Ronald Lee Geigle was born and raised in the Pacific Northwest, but after heading East to attend Harvard he went on to build his career in the other Washington. First he worked for Senator Magnuson and Congressman Dicks, and later he became a public relations consultant on health policy.
But this is one of those instances of “you can take the fellow out of the Pacific Northwest, but you can’t take the Northwest out of the fellow.” For the past couple of decades, Geigle has spent his spare time working on “The Woods.” This post-Depression era novel uses the logging industry and associated labor disputes in the northern Puget Sound region as the backdrop for a story about a boy and a nation that are coming of age.
At 434 pages, this novel is as densely populated with characters as it is with virgin timber. Geigle roams from character to character, giving us multiple points of view from the owner of a start-up logging company, the widow of a logger, the aspiring politician who is wooing that widow and a Seattle shipping magnate.

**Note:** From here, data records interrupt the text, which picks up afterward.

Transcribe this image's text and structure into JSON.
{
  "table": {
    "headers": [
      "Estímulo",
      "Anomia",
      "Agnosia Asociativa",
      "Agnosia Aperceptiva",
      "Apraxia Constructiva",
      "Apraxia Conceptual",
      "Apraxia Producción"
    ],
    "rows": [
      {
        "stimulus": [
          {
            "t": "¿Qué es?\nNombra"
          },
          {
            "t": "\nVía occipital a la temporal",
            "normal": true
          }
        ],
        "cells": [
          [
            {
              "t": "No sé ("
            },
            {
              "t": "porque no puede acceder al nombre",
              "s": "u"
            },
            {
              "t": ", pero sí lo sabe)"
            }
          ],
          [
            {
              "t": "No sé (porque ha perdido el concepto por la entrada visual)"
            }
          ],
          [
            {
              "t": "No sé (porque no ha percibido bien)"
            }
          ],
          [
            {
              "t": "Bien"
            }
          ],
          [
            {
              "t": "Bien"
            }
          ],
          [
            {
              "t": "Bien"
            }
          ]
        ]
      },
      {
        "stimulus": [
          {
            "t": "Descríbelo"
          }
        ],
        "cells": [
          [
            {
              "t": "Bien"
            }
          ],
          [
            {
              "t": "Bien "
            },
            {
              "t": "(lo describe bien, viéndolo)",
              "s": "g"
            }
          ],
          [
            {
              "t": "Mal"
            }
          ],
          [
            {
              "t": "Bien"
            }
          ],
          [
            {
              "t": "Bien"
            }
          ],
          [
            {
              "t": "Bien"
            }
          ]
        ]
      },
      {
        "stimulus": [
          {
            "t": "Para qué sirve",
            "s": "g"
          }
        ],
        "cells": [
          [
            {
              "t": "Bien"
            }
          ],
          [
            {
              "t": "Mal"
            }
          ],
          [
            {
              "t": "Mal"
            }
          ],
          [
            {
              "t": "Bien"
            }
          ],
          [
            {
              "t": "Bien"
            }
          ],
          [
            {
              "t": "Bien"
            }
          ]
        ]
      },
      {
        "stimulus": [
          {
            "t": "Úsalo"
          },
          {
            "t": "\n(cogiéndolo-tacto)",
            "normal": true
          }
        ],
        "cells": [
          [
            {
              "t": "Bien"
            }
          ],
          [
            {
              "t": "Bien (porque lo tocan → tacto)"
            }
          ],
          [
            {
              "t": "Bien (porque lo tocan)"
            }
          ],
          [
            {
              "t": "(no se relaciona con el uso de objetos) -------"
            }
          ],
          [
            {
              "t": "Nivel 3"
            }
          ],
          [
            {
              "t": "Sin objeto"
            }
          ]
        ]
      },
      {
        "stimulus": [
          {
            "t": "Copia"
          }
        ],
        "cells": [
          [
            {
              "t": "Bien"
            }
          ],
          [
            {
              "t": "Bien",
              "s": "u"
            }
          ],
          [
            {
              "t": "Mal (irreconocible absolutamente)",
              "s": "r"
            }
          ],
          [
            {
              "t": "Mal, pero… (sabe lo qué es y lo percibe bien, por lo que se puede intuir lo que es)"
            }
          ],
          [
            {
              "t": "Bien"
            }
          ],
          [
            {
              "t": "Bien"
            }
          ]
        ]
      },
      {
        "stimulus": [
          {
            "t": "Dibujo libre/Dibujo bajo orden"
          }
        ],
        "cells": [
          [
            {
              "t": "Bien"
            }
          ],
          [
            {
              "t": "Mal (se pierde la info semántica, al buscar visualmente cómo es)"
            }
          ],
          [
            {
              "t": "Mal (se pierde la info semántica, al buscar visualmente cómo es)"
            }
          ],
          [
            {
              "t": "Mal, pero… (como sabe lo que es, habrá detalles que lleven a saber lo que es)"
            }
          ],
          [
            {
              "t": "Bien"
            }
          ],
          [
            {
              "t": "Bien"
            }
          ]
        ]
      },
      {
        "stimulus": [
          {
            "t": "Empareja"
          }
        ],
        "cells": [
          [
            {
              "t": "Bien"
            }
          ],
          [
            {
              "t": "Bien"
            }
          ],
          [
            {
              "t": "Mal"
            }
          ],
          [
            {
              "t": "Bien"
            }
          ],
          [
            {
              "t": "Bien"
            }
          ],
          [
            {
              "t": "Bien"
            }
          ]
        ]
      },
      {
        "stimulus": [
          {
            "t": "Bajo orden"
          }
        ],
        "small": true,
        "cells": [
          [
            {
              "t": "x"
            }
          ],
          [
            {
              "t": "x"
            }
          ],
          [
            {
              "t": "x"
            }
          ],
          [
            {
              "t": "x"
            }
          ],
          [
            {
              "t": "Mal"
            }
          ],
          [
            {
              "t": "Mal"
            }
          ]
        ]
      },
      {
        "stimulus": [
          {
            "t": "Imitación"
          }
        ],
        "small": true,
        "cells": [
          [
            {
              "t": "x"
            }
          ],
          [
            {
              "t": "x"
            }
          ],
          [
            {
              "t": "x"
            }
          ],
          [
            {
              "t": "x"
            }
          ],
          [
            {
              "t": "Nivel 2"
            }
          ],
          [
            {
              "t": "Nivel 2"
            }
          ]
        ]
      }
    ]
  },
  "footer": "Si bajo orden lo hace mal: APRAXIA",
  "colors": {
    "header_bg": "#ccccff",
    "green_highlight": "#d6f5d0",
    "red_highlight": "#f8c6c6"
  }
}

But the story begins and ends with Albert Weissler, an 18-year-old who lost his father in a logging accident some years before, and now is working in the woods for his father’s old business partner.
By 1937 the country is emerging from the worst of the Great Depression, an economic cataclysm that shattered any notions of security. People are trying to rebuild their lives and figure out how to be savvier than the last time. There is less trust in paternalism and more belief in either looking out for one’s own interests, or worker solidarity.
When it comes to the unions, there are different notions about how to galvanize the masses and how to consolidate power. The men who work in the woods are split between those who belong to the A.F.L. and those who belong to the C.I.O. – the latter group characterized as being more radical.
Meanwhile, Bud Cole is trying to make a go of the logging outfit he had had to abandon years before, but this involves walking a tightrope between his workers, their unions, and his big-money backers. It also means having to contend with some cutthroat competition and the day-to-day worries of rugged terrain and harsh weather.
Superstition, sabotage, violence, political intrigue, sex and larceny keep the story humming along.
Geigle’s characters – even the minor ones – are finely shaded with ambition, compassion, desire and jealousy.
The author also provides meticulous particulars whether he is writing about bridge building techniques, logging operations, or business and political strategies.
Freighted as it is with such intense detail, “The Woods” requires that the reader settle in for a time before being able to sort through the characters and story lines. But Geigle does pull it together, mostly. While there are a few loose ends and unexplained logistics that might have been cleaned up before this book went to press, overall “The Woods” is a satisfying read.